Progressive Frequency-Guided Depth Model with Adaptive Preprocessing for Casting Defect Detection

Abstract

This article proposes a progressive frequency domain-guided depth model with adaptive preprocessing to solve the problem of defect detection with weak features based on X-ray images. In distinct intuitive surface defect detection tasks, non-destructive testing of castings using X-rays presents more complex and weak defect features, leading to lower accuracy and insufficient robustness on the part of current casting defect detection methods. To address these challenges, the proposed method establishes four specialized mechanisms to improve model accuracy. First, an adaptive image contrast enhancement method is proposed to enhance the features of defects in casting images to promote subsequent feature extraction and prediction. Second, a subtle clue mining module based on frequency domain attention is proposed to fully extract the discriminative features of casting defects.
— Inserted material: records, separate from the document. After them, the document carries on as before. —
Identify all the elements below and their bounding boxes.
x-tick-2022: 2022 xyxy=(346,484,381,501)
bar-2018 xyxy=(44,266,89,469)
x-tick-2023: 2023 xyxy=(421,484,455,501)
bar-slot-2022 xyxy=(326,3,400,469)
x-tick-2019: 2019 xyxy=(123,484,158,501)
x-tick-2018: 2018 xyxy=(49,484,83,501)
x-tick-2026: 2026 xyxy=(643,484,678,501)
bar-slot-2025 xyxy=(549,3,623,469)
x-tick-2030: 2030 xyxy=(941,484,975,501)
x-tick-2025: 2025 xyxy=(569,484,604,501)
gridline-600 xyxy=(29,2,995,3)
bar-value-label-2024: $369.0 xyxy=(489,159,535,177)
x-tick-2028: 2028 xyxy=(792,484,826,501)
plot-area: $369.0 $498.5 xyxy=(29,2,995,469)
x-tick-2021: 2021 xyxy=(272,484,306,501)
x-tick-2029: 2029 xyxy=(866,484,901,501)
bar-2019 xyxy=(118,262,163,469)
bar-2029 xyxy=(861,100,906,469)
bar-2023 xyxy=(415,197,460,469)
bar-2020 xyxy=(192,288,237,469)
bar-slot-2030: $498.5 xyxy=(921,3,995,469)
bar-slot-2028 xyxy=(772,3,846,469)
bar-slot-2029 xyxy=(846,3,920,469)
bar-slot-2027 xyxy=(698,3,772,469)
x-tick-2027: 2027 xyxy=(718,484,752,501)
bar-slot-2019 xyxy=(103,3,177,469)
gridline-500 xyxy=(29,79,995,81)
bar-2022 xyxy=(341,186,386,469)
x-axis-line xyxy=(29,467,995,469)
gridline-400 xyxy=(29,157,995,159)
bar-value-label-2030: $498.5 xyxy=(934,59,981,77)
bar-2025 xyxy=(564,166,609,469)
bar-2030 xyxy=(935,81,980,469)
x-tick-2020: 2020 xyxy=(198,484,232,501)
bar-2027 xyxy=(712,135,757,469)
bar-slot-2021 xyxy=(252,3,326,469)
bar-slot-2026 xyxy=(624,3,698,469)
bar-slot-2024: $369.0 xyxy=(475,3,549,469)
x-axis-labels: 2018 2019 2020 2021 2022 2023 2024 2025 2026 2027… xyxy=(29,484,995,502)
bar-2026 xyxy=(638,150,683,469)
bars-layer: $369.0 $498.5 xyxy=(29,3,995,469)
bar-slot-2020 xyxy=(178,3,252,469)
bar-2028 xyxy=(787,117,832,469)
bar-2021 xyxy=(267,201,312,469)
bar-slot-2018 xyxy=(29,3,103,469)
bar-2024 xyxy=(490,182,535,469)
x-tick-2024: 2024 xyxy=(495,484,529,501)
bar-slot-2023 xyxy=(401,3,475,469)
Third, a feature refinement module based on progressive learning is proposed to achieve a balance between feature resolution and semantic information. Finally, a refined deep regression supervision mechanism is designed to improve defect detection accuracy under strict intersection-to-union ratio standards. We established extensive ablation studies using casting defect images in GDXray, conducted detailed comparative experiments with other methods, and performed experiments to analyze the robustness of the resulting models. Compared with other X-ray defect detection methods, our framework achieves an average +4.6 AP. Compared to the baseline, our proposed refined deep regression supervision mechanism results in an improvement of 5.3 AP.